UNITED STATES—The Democratic Party has been moving along to the right with the Republican Party since the 1980s. If you look back in time at the Republican and Democratic platforms from my youth, you would find almost nothing in either of them that would find a place on their party’s platform in the 21st century. Why is it that both parties have galloped headlong to the right? This has a simple, easy answer: money.

Those with wealth have always wielded a disproportionate amount of power in these United States. At the time of the founding of our nation, only propertied men of means were allowed to vote. For most of our history, we have been improving on this, and we have become a more fair and democratic nation as a result. However, starting in the 1980s we began a gradual decline in egalitarianism and a gradual shift of wealth from the world’s largest and most prosperous middle class to the very rich. Poor people didn’t have much 50 years ago and they have even less today, but they don’t have a lot less. It is the middle class that has been the big loser.

As laws were changed to allow more political spending by the people who had the money to spend, culminating in the Citizens United case that opened the floodgates, it has become more and more expensive to run for office. The more expensive it is to win an election, the more the candidates must pander to the people who can afford to pay for their campaigns. This is as equally true for Democrats as it is for Republicans. Both parties gradually shifted their political platforms to address the needs, wants and prejudices of the rich, and away from the more egalitarian concerns of the ordinary citizens.

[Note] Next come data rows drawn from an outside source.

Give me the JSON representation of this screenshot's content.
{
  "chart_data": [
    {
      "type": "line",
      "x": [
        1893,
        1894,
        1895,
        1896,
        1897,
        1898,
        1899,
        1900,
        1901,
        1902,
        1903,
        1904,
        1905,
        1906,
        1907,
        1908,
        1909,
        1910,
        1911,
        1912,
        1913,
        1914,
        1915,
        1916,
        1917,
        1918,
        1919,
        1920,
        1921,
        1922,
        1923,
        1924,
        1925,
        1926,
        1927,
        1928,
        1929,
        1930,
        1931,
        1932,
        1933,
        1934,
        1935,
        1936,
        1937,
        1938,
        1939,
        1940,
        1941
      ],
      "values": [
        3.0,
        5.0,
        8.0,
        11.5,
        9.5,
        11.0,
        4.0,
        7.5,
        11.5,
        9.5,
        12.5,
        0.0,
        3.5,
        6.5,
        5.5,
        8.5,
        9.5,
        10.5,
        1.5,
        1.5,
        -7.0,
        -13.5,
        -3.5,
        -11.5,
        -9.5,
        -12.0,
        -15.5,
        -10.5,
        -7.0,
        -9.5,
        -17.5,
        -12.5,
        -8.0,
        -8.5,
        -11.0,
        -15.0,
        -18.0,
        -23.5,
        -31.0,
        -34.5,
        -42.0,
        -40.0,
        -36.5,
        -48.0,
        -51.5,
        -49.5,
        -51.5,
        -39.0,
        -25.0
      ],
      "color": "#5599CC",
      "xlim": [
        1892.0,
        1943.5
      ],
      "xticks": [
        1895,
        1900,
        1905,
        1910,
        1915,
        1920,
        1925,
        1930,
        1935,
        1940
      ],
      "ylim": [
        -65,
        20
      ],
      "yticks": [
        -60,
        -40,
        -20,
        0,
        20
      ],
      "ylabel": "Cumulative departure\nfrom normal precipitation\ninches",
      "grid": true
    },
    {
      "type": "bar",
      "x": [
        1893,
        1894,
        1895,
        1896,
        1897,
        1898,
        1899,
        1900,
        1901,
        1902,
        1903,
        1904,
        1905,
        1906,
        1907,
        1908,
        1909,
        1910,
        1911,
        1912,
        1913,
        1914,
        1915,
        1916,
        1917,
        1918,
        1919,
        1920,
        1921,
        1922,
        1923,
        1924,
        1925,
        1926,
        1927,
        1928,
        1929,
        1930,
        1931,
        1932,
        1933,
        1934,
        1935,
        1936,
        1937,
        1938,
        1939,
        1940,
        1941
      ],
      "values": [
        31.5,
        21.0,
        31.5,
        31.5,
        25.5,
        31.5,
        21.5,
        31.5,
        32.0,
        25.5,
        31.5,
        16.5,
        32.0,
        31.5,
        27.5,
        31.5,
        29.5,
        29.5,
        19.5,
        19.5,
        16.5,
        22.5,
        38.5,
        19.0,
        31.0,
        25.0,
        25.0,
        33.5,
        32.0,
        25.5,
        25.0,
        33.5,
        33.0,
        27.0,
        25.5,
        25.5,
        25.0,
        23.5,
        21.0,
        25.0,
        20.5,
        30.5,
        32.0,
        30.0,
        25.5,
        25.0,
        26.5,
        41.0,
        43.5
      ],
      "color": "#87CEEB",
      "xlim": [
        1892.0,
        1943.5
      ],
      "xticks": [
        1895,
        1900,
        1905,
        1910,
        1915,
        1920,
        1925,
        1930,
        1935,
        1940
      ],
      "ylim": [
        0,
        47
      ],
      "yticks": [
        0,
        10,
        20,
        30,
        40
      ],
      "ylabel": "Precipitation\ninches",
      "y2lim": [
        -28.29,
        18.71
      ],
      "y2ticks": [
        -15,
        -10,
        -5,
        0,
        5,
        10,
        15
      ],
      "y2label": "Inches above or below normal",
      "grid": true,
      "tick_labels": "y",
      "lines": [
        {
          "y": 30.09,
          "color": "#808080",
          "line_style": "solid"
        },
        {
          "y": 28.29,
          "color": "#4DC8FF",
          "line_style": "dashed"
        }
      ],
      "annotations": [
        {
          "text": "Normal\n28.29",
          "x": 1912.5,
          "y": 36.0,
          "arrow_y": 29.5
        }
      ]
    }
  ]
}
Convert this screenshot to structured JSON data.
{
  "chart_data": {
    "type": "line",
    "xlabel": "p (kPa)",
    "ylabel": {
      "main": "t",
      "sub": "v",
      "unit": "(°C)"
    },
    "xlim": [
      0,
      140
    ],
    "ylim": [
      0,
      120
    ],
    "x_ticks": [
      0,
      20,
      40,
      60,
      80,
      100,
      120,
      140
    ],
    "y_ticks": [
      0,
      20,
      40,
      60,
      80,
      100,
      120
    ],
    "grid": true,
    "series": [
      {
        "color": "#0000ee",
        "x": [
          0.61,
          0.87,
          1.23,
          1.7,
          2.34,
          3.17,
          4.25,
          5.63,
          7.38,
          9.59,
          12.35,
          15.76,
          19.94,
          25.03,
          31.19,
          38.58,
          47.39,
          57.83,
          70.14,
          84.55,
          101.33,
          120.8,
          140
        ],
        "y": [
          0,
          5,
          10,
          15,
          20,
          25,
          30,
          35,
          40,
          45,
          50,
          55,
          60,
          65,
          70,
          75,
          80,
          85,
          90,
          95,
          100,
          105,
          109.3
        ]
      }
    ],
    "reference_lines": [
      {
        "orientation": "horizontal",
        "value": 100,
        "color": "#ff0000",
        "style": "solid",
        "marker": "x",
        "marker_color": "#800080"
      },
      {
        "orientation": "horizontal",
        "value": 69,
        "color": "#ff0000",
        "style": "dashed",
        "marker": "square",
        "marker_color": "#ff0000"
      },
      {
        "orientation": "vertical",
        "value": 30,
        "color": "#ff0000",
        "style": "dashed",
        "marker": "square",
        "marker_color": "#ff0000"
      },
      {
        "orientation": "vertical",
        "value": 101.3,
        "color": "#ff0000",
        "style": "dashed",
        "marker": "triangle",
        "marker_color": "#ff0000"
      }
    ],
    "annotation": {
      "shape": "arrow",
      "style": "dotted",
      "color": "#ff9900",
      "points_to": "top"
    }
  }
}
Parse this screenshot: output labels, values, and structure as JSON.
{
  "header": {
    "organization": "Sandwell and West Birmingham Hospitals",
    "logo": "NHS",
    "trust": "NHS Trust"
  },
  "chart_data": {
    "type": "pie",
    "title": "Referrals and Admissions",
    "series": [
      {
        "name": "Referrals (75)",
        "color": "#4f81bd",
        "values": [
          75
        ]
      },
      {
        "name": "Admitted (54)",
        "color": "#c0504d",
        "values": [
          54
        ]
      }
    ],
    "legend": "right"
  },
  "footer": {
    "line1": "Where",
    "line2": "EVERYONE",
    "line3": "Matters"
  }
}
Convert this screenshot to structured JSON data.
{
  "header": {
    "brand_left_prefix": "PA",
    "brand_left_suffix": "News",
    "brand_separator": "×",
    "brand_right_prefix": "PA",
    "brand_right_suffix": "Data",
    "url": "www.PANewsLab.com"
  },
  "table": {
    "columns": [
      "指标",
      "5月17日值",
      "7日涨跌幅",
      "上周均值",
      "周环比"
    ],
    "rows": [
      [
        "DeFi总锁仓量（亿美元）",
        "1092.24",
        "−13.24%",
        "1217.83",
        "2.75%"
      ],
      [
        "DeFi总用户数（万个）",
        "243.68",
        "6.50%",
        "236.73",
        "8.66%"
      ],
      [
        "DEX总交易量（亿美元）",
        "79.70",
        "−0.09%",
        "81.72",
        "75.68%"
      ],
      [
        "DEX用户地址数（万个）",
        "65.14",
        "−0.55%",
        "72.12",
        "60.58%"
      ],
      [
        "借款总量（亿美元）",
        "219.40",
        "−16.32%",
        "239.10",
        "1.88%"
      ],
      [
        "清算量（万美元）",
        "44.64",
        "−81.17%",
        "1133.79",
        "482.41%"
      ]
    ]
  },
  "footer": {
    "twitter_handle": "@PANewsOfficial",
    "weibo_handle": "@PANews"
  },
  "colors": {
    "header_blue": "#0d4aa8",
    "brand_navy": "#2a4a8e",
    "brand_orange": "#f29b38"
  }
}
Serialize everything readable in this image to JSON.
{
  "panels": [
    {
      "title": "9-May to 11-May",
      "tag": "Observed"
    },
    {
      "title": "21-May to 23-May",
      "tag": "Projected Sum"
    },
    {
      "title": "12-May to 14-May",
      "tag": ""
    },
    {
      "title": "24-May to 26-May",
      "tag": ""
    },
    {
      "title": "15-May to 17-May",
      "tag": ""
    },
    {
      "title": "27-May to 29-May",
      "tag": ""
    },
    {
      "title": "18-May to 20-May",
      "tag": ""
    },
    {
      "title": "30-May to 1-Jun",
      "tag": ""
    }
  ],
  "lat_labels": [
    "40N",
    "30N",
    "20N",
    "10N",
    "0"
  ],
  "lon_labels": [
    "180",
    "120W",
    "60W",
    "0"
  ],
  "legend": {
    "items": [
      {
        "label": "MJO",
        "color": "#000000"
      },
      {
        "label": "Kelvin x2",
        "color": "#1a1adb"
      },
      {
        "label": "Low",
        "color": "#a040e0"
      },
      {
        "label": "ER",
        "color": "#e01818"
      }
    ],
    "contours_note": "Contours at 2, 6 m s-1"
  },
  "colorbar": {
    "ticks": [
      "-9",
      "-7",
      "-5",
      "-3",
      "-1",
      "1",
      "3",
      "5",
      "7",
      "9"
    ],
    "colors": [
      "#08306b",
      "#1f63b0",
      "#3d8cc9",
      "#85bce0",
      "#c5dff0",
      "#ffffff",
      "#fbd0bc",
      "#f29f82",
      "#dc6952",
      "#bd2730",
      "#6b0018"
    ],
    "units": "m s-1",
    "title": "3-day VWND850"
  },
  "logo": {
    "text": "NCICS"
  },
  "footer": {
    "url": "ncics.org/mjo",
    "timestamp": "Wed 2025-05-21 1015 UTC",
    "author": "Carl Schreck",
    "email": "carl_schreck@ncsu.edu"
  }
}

In this week’s election, we have seen a fractured Democratic Party that has increasingly bent over backwards to seem more “responsible” and “conservative” and a Republican Party that has continued to march determinedly to the right wing extreme. The people who are naturally in sympathy with these positions, the people who stand the most to gain from these policies are the rich. They like “conservative” policies because they are designed to allow business to profit at the expense of the general public. They view “liberal” policies as allowing the general public to profit from business, which, they believe hurts their income. They seem to be unable to understand that if the general public has less, business suffers. This is what an economic downturn looks like. They like the Republican positions slightly better than the Democratic ones. The Democratic ones are at least seasoned slightly (if not liberally) with an aura of residual liberalism. At the same time, people who dislike the Republican agenda that leaves them behind, who feel just as passionate and convinced of their beliefs as the conservatives, feel betrayed and left behind by a political party that does little more than give lip service to their ideals. So nobody bothers to get out and vote Democrat.

The big problem here is that we seem to have traded a solution oriented government that was concerned with developing and maintaining an entire nation, for a government of profit oriented businessmen (in two slightly different flavors) whose only concern is being able to manipulate the institutions of governance so as to be financially remunerative for their friends and coincidentally lining their own pockets quite nicely, too. This is not a prescription that offers any cures for what ails this nation. Business as usual will inevitably result in a downward spiral into eventual collapse and bankruptcy. This is what happened in the Roman Empire and it is what is happening in our empire.

Both parties have become so similar and so similarly corrupt that it is difficult to think of a practical solution from within either organization. As President Kennedy said, “Those who make peaceful revolution impossible will make violent revolution inevitable.”  I fear that we may be close to that point. All the ways in which people have tried to work within the political process have failed and we are very quickly running out of time and choices.

And this intransigence and corruption of our once great democracy is a global problem. We are, as a species of living things on this planet, faced with some really clear and present dangers: world population, exhaustion of resources, pollution and habitat destruction, global warming, nuclear proliferation, global health concerns, are just a few of the highlights from a long list of factors that could jointly result in the actual extinction of humans from Earth in a relatively short time.

I have several friends, now fast approaching retirement, who say that they are so glad they don’t have kids. They spent their whole lives wanting kids, wishing they could have kids, and trying to have kids, but it never happened and now they are glad. They are glad because they think we’re at the end of human history and they don’t want to leave behind anyone to suffer. They think things will stay substantially ok for the short span of time before they die, but not long after that they know in their hearts that billions of people will die in agony and they are glad that some of these will not be their children or grandchildren.

What a horrible conclusion for successful, comfortable, rational, well educated people to come to about the world they live in. What a horrible reflection on our society.

I hope that they are wrong, and I fear they are right. And I have children, and may yet have grandchildren. And I am not merely concerned. I am not upset. I am damn mad. I am mad at you and at me. I am mad and a whole lot of us who let things come to this pass. I want action and I want it now. But like you, I have no one I can turn to, no solution I can logically propose. I keep hoping that someone will come up with something that will actually allow us to get back out of this hole we have dug for ourselves.

And this is what I think our politicians need to fear most:  a plausible demagogue who can galvanize people into action. This country is riper by the day for a person like this. I just hope that when someone comes in to fill this need we get someone like FDR and not someone like Hitler.